Wenger, McDermott and Snyder (2002) identified seven key principles for COP cultivation: design for evolution, open a dialogue between inside and outside perspectives, invite different levels of participation, develop both public and private community spaces, focus on value, combine familiarity and excitement, and create a rhythm for the community. Wenger also identified four general categories of COP, all of which fit well within nursing ideals and intents: helping communities, best-practice communities, knowledge-stewarding communities, and innovation communities. COP need to be actively created and sustained, which requires well developed relational links and abilities between the social actors, both human and technical.

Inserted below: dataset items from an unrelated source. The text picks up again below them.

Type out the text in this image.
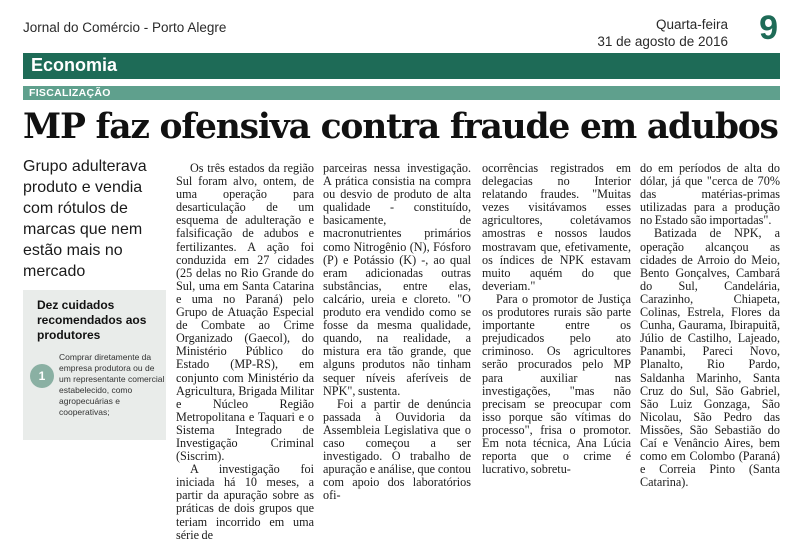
Jornal do Comércio - Porto Alegre	Quarta-feira
31 de agosto de 2016 9
Economia
FISCALIZAÇÃO
MP faz ofensiva contra fraude em adubos
Grupo adulterava produto e vendia com rótulos de marcas que nem estão mais no mercado
Dez cuidados recomendados aos produtores
1
Comprar diretamente da empresa produtora ou de um representante comercial estabelecido, como agropecuárias e cooperativas;

Os três estados da região Sul foram alvo, ontem, de uma operação para desarticulação de um esquema de adulteração e falsificação de adubos e fertilizantes. A ação foi conduzida em 27 cidades (25 delas no Rio Grande do Sul, uma em Santa Catarina e uma no Paraná) pelo Grupo de Atuação Especial de Combate ao Crime Organizado (Gaecol), do Ministério Público do Estado (MP-RS), em conjunto com Ministério da Agricultura, Brigada Militar e Núcleo Região Metropolitana e Taquari e o Sistema Integrado de Investigação Criminal (Siscrim).

A investigação foi iniciada há 10 meses, a partir da apuração sobre as práticas de dois grupos que teriam incorrido em uma série de

parceiras nessa investigação. A prática consistia na compra ou desvio de produto de alta qualidade - constituído, basicamente, de macronutrientes primários como Nitrogênio (N), Fósforo (P) e Potássio (K) -, ao qual eram adicionadas outras substâncias, entre elas, calcário, ureia e cloreto. "O produto era vendido como se fosse da mesma qualidade, quando, na realidade, a mistura era tão grande, que alguns produtos não tinham sequer níveis aferíveis de NPK", sustenta.

Foi a partir de denúncia passada à Ouvidoria da Assembleia Legislativa que o caso começou a ser investigado. O trabalho de apuração e análise, que contou com apoio dos laboratórios ofi-

ocorrências registrados em delegacias no Interior relatando fraudes. "Muitas vezes visitávamos esses agricultores, coletávamos amostras e nossos laudos mostravam que, efetivamente, os índices de NPK estavam muito aquém do que deveriam."

Para o promotor de Justiça os produtores rurais são parte importante entre os prejudicados pelo ato criminoso. Os agricultores serão procurados pelo MP para auxiliar nas investigações, "mas não precisam se preocupar com isso porque são vítimas do processo", frisa o promotor. Em nota técnica, Ana Lúcia reporta que o crime é lucrativo, sobretu-

do em períodos de alta do dólar, já que "cerca de 70% das matérias-primas utilizadas para a produção no Estado são importadas".

Batizada de NPK, a operação alcançou as cidades de Arroio do Meio, Bento Gonçalves, Cambará do Sul, Candelária, Carazinho, Chiapeta, Colinas, Estrela, Flores da Cunha, Gaurama, Ibirapuitã, Júlio de Castilho, Lajeado, Panambi, Pareci Novo, Planalto, Rio Pardo, Saldanha Marinho, Santa Cruz do Sul, São Gabriel, São Luiz Gonzaga, São Nicolau, São Pedro das Missões, São Sebastião do Caí e Venâncio Aires, bem como em Colombo (Paraná) e Correia Pinto (Santa Catarina).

The issues of inclusion/exclusion and social access (or the lack thereof) are potential critical consequences of any health oriented network. Clients and health professionals alike could be disadvantaged if other modes of interaction are not available. “The information society might be conceptualized as a powerful technoeconomic network that is creating a new social reality. Drawing on the work of Latour, Star has described the way heterogeneous interests can be pulled together into 'mini-empires' enrolling both human and non-human actors into new techno-social networks. Once stabilized, these networks begin to shape our social landscape, grounding each and every social action and movement. Within these networks, new sets of physical-social conventions are established, which being stable for non-members, also creates new forms of marginality” (Page & Scott, 2001, p. 549).